Spike Eskin Says: Lebron James As Wilt Chamberlain
By Spike Eskin
PHILADELPHIA (CBS) – I watched and listened to almost all of the coverage I possibly could last week about the 50th anniversary of Wilt Chamberlain's 100 point game. I joked, while I was on the air, that part of me doesn't even believe it happened. Every part of it, from the lengths that the Knicks went to stop it, to the fact that he took 63 shots, is unfathomable.
When people who saw Wilt Chamberlain play, who played with Wilt Chamberlain, talk about him, it's with a sense of wonder. A physical specimen like they'd never seen. He was unstoppable. He did things on the court that no one had ever imagine. He changed the game. They changed the rules for him.

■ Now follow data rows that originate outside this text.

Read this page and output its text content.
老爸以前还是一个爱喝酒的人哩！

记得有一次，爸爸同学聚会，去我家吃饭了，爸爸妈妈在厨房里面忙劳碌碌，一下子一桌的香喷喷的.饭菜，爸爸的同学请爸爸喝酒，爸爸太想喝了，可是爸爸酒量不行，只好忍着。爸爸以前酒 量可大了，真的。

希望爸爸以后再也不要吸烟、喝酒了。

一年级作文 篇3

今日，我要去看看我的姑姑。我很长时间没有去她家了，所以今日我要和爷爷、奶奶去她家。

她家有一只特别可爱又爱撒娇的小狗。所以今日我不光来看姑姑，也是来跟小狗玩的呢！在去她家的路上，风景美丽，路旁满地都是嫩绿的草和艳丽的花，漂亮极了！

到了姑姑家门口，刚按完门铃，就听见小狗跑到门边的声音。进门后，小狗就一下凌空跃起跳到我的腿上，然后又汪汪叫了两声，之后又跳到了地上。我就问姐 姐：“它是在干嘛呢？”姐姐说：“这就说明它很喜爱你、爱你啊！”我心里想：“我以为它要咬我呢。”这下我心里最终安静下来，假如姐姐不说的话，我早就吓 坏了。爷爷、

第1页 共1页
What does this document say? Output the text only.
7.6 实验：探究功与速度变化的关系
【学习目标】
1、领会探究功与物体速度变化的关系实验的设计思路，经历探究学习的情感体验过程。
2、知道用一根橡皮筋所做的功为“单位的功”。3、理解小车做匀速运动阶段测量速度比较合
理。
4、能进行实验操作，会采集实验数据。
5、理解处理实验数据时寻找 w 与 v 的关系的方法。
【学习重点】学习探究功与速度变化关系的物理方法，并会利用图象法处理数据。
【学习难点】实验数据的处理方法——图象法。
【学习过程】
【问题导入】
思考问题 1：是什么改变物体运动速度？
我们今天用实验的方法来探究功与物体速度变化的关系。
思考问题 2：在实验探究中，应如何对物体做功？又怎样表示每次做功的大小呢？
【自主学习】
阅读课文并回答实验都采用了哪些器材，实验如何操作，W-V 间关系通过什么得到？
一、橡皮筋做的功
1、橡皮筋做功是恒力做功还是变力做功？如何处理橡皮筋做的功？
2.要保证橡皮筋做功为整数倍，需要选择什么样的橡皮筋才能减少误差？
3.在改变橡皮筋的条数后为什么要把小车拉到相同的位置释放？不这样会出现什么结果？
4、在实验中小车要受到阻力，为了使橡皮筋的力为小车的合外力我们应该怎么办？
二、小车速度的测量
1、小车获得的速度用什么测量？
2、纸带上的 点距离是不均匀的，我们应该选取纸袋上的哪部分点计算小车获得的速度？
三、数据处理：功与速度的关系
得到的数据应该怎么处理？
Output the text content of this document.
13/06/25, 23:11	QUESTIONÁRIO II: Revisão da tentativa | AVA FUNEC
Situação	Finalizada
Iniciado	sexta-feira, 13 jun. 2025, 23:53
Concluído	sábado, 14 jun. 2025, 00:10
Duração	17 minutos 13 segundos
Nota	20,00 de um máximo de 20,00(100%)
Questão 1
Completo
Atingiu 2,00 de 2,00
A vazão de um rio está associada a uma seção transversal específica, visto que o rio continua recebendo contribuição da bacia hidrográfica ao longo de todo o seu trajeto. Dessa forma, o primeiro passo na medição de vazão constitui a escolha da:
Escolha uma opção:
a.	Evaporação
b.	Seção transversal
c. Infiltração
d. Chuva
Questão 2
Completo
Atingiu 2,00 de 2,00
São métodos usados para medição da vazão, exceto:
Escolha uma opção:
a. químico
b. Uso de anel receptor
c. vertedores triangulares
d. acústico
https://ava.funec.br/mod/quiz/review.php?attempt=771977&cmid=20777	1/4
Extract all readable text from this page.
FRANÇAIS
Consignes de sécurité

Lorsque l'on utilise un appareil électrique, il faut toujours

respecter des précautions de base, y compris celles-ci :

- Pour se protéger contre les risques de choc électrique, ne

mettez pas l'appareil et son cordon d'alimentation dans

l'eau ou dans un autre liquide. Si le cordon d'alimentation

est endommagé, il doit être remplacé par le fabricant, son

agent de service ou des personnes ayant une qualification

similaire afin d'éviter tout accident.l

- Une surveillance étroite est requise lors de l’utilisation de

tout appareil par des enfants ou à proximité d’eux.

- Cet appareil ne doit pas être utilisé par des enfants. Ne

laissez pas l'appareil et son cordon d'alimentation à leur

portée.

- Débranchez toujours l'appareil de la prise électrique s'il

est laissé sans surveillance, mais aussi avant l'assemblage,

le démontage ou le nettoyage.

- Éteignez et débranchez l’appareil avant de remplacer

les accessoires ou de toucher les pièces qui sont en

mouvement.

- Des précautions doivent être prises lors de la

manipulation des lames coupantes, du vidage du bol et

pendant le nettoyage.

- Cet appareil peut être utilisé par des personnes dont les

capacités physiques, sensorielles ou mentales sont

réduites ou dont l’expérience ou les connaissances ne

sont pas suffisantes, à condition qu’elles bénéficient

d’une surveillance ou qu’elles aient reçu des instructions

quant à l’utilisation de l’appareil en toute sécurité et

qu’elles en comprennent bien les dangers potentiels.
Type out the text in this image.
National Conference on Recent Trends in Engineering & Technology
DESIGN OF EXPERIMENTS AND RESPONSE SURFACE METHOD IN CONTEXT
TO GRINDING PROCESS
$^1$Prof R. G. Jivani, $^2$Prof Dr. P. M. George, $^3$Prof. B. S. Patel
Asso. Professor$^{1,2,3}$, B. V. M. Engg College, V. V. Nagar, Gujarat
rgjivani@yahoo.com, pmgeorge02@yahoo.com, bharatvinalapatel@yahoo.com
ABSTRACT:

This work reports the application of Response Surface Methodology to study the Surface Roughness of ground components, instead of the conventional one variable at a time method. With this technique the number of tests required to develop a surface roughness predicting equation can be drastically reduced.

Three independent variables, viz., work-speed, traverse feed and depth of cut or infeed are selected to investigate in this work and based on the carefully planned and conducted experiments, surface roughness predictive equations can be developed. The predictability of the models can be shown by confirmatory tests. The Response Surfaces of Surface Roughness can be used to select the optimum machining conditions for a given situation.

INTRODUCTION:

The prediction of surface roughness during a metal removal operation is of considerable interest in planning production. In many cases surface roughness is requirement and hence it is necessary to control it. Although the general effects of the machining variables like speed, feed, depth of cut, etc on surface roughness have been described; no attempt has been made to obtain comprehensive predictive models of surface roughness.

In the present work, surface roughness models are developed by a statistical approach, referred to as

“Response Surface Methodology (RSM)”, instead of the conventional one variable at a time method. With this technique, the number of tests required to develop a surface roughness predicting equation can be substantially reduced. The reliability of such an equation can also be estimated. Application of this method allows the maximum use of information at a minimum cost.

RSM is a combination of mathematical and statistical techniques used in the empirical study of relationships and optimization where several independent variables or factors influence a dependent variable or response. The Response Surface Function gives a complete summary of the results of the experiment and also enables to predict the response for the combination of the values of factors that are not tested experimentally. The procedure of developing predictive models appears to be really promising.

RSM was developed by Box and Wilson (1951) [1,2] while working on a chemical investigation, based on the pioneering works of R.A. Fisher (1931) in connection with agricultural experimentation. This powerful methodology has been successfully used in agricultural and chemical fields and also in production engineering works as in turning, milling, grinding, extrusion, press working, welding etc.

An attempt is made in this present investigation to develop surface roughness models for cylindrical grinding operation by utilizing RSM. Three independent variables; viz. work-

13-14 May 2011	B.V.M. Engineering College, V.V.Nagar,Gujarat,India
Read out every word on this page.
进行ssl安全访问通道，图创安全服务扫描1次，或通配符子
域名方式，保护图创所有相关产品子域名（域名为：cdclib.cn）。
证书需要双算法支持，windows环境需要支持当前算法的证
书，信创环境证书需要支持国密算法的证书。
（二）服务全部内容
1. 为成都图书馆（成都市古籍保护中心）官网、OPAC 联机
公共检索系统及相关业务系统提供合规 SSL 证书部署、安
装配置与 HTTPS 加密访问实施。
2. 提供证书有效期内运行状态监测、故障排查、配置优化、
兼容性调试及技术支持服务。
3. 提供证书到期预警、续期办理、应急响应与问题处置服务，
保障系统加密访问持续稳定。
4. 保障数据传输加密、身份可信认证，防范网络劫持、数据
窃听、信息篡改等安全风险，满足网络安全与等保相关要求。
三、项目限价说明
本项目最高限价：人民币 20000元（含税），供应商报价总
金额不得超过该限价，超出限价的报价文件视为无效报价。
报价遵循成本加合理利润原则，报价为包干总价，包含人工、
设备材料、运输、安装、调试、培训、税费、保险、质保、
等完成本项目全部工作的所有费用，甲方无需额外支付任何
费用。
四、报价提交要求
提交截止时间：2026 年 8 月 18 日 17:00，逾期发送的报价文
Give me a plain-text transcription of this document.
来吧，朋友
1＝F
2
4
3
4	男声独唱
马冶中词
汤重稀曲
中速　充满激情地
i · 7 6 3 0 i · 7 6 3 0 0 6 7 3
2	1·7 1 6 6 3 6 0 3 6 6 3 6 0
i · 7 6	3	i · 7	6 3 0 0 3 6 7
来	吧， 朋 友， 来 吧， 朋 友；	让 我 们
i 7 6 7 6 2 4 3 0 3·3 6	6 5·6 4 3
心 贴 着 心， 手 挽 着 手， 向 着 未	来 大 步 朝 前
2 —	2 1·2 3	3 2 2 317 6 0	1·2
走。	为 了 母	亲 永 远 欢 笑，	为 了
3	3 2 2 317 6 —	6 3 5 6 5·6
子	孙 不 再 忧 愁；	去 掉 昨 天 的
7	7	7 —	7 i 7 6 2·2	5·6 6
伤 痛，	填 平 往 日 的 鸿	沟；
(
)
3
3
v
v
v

Any time the "who is the greatest player of all time" debate comes along, and I say Michael Jordan, someone who saw Wilt will tell me that I just don't understand. I'll point to Jordan's refusal to lose, and ask why Chamberlain didn't win more rings. Eventually it will come back to the fact that he just didn't have the talent around him. That it wasn't Wilt, it was the situation he was in. I just don't understand. He was the greatest.
When I am 75 years old, I will tell my grandchildren (or if I never have any, just some random neighborhood kids) about a basketball player who was unlike any other I have ever seen. A man whose skills and size were a match I didn't really imagine ever possible.
He was six feet, eight inches tall, and 275 pounds. Not a speck of fat on him. He was strong as anyone, but as quick as anyone as well. Jumped higher, ran faster, dunked harder. He could dribble like a point guard, and dunk like a hulking power forward. He was John Stockton meets Shawn Kemp meets Julius Erving. A passer, a scorer score, a rebounder and a defender. He did it all, and he did it all at an elite level.
Then they'll look at me and ask me why he didn't win more championships. If no one could stop him, why didn't he just impose his will on the game? I won't be sure how to answer, but I'm sure I'll mention how he spent the first half of his career playing with nobodies. He eventually got a good team around him, and after some trials and tribulations, he won a couple.
The way I talk about Lebron James, seems a lot like the way they talk about Wilt Chamberlain.
I'm not saying Lebron James is as great a Wilt Chamberlain. I never saw Wilt play, but the numbers speak for themselves.
I am saying their stories are similar, and time will provide great perspective.
It also makes me wonder what Chamberlain's career would have been like if he faced the kind of real-time, 24/7, scrutiny that James faces today.